PURPOSE: A method to register endoscopic and laparoscopic ultrasound (US) images in real time with pre-operative computed tomography (CT) data sets has been developed with the goal of improving diagnosis, biopsy guidance, and surgical interventions in the abdomen. METHODS: The technique, which has the potential to operate in real time, is based on a new phase correlation technique: LEPART, which specifies the location of a plane in the CT data which best corresponds to the US image. Validation of the method was carried out using an US phantom with cyst regions and with retrospective analysis of data sets from animal model experiments. RESULTS: The phantom validation study shows that local translation displacements can be recovered for each US frame with a root mean squared error of 1.56 +/- 0.78 mm in less than 5 sec, using non-optimized algorithm implementations. CONCLUSION: A new method for multimodality (preoperative CT and intraoperative US endoscopic images) registration to guide endoscopic interventions was developed and found to be efficient using clinically realistic datasets. The algorithm is inherently capable of being implemented in a parallel computing system so that full real time operation appears likely.

Assessing technical skill in surgery and endoscopy: a set of metrics and an algorithm (C-PASS) to assess skills in surgical and endoscopic procedures.

Historically, the performance of surgeons has been assessed subjectively by senior surgical staff in both training and operating environments. In this work, the position and motion of surgical instruments are analyzed through an objective process, denoted C-PASS, to measure surgeon performance of laparoscopic, endoscopic, and image-guided procedures. To develop C-PASS, clinically relevant performance characteristics were identified. Then measurement techniques for parameters that represented each characteristic were derived, and analytic techniques were implemented to transform these parameters into explicit, robust metrics. The metrics comprise the C-PASS performance assessment method, which has been validated over the last 3 years in studies of laparoscopy and endoscopy. These studies show that C-PASS is straightforward, reproducible, and accurate. It is sufficiently powerful to assess the efficiency of these complex processes. It is likely that C-PASS and similar approaches will improve skills acquisition and learning and also enable the objective comparison of systems and techniques.

EUS with CT improves efficiency and structure identification over conventional EUS.

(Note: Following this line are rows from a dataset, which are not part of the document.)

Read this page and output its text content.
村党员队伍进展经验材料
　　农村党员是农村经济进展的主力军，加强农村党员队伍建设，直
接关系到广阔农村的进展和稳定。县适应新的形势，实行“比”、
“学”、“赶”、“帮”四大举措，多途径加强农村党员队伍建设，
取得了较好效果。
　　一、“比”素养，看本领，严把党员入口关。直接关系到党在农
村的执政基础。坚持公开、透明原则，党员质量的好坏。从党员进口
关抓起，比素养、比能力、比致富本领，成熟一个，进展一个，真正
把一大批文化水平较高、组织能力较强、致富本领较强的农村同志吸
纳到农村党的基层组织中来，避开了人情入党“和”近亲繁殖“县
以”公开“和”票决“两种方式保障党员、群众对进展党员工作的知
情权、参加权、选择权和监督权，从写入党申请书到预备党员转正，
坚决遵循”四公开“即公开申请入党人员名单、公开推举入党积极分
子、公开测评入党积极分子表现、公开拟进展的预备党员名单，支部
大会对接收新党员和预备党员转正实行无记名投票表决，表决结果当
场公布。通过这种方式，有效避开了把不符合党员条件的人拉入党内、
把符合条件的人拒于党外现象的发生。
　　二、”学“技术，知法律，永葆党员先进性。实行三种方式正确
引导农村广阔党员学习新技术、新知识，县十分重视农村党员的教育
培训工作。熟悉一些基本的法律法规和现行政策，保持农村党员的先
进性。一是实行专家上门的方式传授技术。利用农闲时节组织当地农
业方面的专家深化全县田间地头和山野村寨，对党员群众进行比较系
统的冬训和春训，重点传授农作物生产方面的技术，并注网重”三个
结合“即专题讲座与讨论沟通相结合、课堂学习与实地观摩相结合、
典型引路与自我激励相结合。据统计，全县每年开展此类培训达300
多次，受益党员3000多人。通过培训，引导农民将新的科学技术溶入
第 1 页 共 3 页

BACKGROUND: EUS is complicated because of the subtleties of US interpretation, small fields of observation, and uncertainty of probe position and orientation. OBJECTIVE: Improved EUS performance is sought by providing contextual information to support US probe positioning and identification of features in US images. Our aims were to demonstrate the feasibility of the image registered gastroscopic US (IRGUS) system in a porcine model and to compare the effectiveness and the efficiency of IRGUS with traditional EUS. DESIGN: Animal feasibility study. INTERVENTIONS: The IRGUS system uses preprocedure CT and miniature US probe trackers to create real-time synthetic displays of the position of the probe tip and a matched slice of CT data for comparison with the US image. Participants used EUS and IRGUS systems in a porcine model to evaluate the speed and accuracy of structure identification. MAIN OUTCOME MEASUREMENTS: The performance and utility of IRGUS were determined by the number of correctly identified structures in a timed trial, kinematic variables, and a structured survey. RESULTS: IRGUS was twice as effective as EUS in localizing and identifying individual structures. In timed trials, IRGUS users identified over 25% more structures than EUS users. Improvement in examination efficiency and accuracy of feature identification was statistically significant, and 90% of the users preferred IRGUS to EUS for these tasks. CONCLUSIONS: IRGUS appears feasible and may be superior to conventional EUS in efficiency and accuracy of probe positioning and in image interpretation. IRGUS has the potential to shorten the EUS learning curve and to broaden the adoption of EUS techniques by gastroenterologists.